No âmbito de investigação levada a cabo pelo Serviço de Estrangeiros e Fronteiras (SEF), o Tribunal Coletivo do Juízo Central Criminal da Comarca de Lisboa condenou catorze arguidos ao cumprimento de penas de prisão, tendo ficado provado a prática de um leque de crimes relacionados com o furto qualificado, falsificação de documentos, branqueamento, recetação e casamento de conveniência.

As penas aplicadas variam entre os nove anos de prisão efetiva aplicada a dois dos arguidos cidadãos estrangeiros e os dois meses de prisão com suspensão na sua execução aplicada aos dois cidadãos nacionais.

O cúmulo total das condenações ascendeu aos 65 anos de penas de prisão, sendo que a todos os cidadãos estrangeiros condenados foi ainda determinada a pena acessória de expulsão de território nacional por 8 anos, com respetiva interdição de entrada em Portugal por igual período.

Doze dos condenados são cidadãos estrangeiros em situação irregular em Portugal e oriundos dos Balcãs, os outros dois arguidos são de nacionalidade portuguesa.
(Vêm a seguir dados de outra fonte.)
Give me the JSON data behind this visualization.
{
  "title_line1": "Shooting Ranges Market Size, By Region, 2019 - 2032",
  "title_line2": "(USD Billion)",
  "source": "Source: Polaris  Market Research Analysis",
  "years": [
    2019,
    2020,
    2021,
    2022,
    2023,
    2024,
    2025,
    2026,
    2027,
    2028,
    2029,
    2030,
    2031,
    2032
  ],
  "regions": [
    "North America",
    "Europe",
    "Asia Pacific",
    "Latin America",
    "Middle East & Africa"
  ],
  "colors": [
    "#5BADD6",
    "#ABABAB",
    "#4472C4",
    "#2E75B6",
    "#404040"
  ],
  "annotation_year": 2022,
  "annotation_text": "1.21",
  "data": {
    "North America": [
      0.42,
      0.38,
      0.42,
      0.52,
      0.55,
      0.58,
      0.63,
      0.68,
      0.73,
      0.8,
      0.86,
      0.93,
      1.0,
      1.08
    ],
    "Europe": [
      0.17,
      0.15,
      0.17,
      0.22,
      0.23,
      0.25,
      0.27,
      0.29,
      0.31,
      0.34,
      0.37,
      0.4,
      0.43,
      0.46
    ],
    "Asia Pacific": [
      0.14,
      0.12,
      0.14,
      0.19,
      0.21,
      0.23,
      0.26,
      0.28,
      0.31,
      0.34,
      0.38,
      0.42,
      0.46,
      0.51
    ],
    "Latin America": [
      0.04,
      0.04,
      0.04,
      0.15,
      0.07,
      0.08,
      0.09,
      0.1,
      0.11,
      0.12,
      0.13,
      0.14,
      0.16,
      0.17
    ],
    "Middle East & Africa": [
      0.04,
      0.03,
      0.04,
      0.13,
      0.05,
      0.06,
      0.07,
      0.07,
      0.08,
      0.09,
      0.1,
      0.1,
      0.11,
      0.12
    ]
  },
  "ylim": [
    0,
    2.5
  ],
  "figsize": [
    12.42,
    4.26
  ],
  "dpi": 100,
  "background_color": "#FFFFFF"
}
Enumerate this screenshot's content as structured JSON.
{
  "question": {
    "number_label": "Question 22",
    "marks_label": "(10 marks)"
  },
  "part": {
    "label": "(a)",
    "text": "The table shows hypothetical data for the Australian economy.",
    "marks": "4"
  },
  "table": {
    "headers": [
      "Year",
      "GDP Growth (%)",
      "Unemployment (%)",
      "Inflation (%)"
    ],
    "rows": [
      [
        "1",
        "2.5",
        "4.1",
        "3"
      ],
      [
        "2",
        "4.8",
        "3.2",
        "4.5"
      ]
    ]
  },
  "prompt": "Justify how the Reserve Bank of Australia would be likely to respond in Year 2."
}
A investigação do SEF, sob a orientação do DCIAP, classificada de excecional complexidade, decorreu entre 2015 e 2016 e permitiu desmantelar uma organização criminosa de cariz internacional composta por profissionais do crime, que entravam e permaneciam em Portugal por curtos períodos de tempo, unicamente para se dedicarem à prática de furtos, de que retiravam elevados proventos.

Os furtos eram sobretudo praticados em residências de Lisboa, Zona do Parque das Nações e Olivais, mas também foram referenciados a atuar no Bairro do Infantado, em Loures bem como nas localidades de Viseu, Lamego, Aveiro, Vila Real, Paredes e Peso da Régua.

Demonstrando elevada capacidade operativa e assinalável experiência, os operacionais do grupo criminoso atuavam de forma organizada, efetuando intrusões discretas em prédios com vista a verificar previamente o tipo de fechaduras das portas e as rotinas dos moradores. Com recurso a gazuas introduziam-se depois no interior das casas, delas retirando dinheiro e objetos de elevado valor, como joias e relógios, deixando os locais sem quaisquer sinais visíveis da sua presença.

Parte dos valores furtados eram escoados para fora do país, diretamente para cúpulas da organização criminosa, na Europa ou no país de origem, sendo que outra parte seria escoada em Portugal através de lojas de compra e venda de ouro.

Os operacionais do grupo pautavam-se por um comportamento discreto, de modo a não chamarem a atenção das autoridades, sendo portadores de documentos falsos que lhes davam identidades de países da União Europeia.

A atuação destes indivíduos está ligada à criminalidade euro-asiática, com contornos de cariz transnacional.